Prone to Wander
I lie awake with the sound of the sea calling to me.
The Moody Blues
It’s been a busy summer. I recently read this and chuckled: “You never see more of your children then after they move out? We’ve enjoyed visits from our adult children, extended family and friends here in Pennsylvania. I’ve been sewing, cooking, serving, writing, etc. And we’ve been away. One trip brought us to a family reunion in New Jersey. Lots of Italian hugs and kisses, Italian food to excess, music played on strings, and for some cousins, thirty years of catching up to do.
Last week we visited with my parents. They live a block from the Atlantic Ocean. Indoors we chatted busily about everything that had been pushing itself to the forefront of our minds. Outdoors, the wind, hot sun, steady stream of cars along the main road, the power walkers and joggers, vied for our attention. An evening walk to the beach at last and the rhythmic ocean waves passed along their influence of calm.
We like the beach best mornings and evenings. It isn’t hot or crowded then. A few kites flew in the softening sky the evening we first arrived. Nigel’s kite soon joined them. He remembered to bring his red dragon. Here you see Dean flying it.
I wore the three-tiered skirt I made recently. Previewing products for CBD I watched the sweet southern ladies sewing on their Homestead Blessings DVD. This got me enthused to make a skirt of my own. When I spotted the retro 70s tie-dye gauze in a pile of remnants it spoke “beach” to me.
At seven o’clock in the morning, I found myself yearning for solitude. A walk on the beach by myself would do it. It brought to mind Anne Morrow Lindbergh’s musings in her book, Gift From the Sea. She writes, “One learns first of all, in beach living, the art of shedding,” I agree. How lovely to be rid things. How freeing. How peaceful. For just one hour no telephone ringing, computer, unwanted music, traffic lights or road repairs, no oven or dryer buzzers, no UPS or Fed Ex deliveries, no socks and shoes, and no heavy purse. An arms-swinging-free walk on an almost empty beach was soothing. The salt sea air, the waves of cool water, the scurrying plovers, did what our “mood music” attempts to do – the music Dean sometimes plays at home to relax - the music with the sound of the sea. It helped to unclutter the soul.

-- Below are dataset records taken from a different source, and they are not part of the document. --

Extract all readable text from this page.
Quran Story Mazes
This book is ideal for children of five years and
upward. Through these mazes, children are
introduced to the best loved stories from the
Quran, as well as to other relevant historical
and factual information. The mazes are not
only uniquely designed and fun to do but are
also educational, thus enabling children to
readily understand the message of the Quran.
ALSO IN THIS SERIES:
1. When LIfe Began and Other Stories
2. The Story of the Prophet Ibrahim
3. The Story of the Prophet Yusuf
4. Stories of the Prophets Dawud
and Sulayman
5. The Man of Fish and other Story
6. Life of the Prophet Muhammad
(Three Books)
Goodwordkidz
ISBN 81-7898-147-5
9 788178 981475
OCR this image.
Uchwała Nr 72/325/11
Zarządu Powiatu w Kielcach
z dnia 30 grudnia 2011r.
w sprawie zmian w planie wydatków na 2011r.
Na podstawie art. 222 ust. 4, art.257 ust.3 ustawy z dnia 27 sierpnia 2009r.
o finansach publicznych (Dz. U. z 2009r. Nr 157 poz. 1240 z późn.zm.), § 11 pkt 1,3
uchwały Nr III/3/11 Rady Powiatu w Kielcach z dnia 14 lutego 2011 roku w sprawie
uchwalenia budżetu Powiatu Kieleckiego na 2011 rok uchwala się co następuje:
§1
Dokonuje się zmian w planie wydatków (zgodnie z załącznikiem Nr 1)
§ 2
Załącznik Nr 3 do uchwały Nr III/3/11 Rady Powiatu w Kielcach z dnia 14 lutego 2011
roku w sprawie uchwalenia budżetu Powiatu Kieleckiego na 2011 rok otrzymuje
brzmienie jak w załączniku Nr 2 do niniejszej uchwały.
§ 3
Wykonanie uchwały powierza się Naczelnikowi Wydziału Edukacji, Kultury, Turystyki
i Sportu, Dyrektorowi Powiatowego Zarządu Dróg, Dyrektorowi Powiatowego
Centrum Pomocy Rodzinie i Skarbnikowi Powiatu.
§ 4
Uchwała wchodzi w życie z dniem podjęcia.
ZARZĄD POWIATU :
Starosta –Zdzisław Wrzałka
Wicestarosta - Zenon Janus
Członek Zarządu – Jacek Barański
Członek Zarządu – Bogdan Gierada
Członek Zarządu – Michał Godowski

It is easy for a God-fearing person to pray on an empty beach. The invitation to talk with God is plain. And what can distract us to procrastinate? Surrounded by nature and with the usual distractions removed, God is approachable. The poet Emily Dickenson observed something (probably about busy people and their busy lives). She said, “They say that God is everywhere and yet we always think of Him as a recluse.”
If you are a mother who is busy, a mother who serves and gives out of love and out of duty, and this is how you’ve been secretly feeling, I sympathize. I wish you a little solitude, my friend to be attentive to your soul. God is not far away. He gives grace to the humble, refreshment to the weary or busy.
It is Sunday afternoon. This morning’s church hymn, “Come, Thou Font of Every Blessing” has a line that impressed itself upon my heart. This is because it reveals my sentiments during that solitary walk.
Prone to leave the God I love:
Here’s my heart
O take and seal it,
Seal it for thy courts above.”
Robert Robinson 1756
Thank you Nigel for the photo you took of Thursday’s sunset over Barnaget Bay.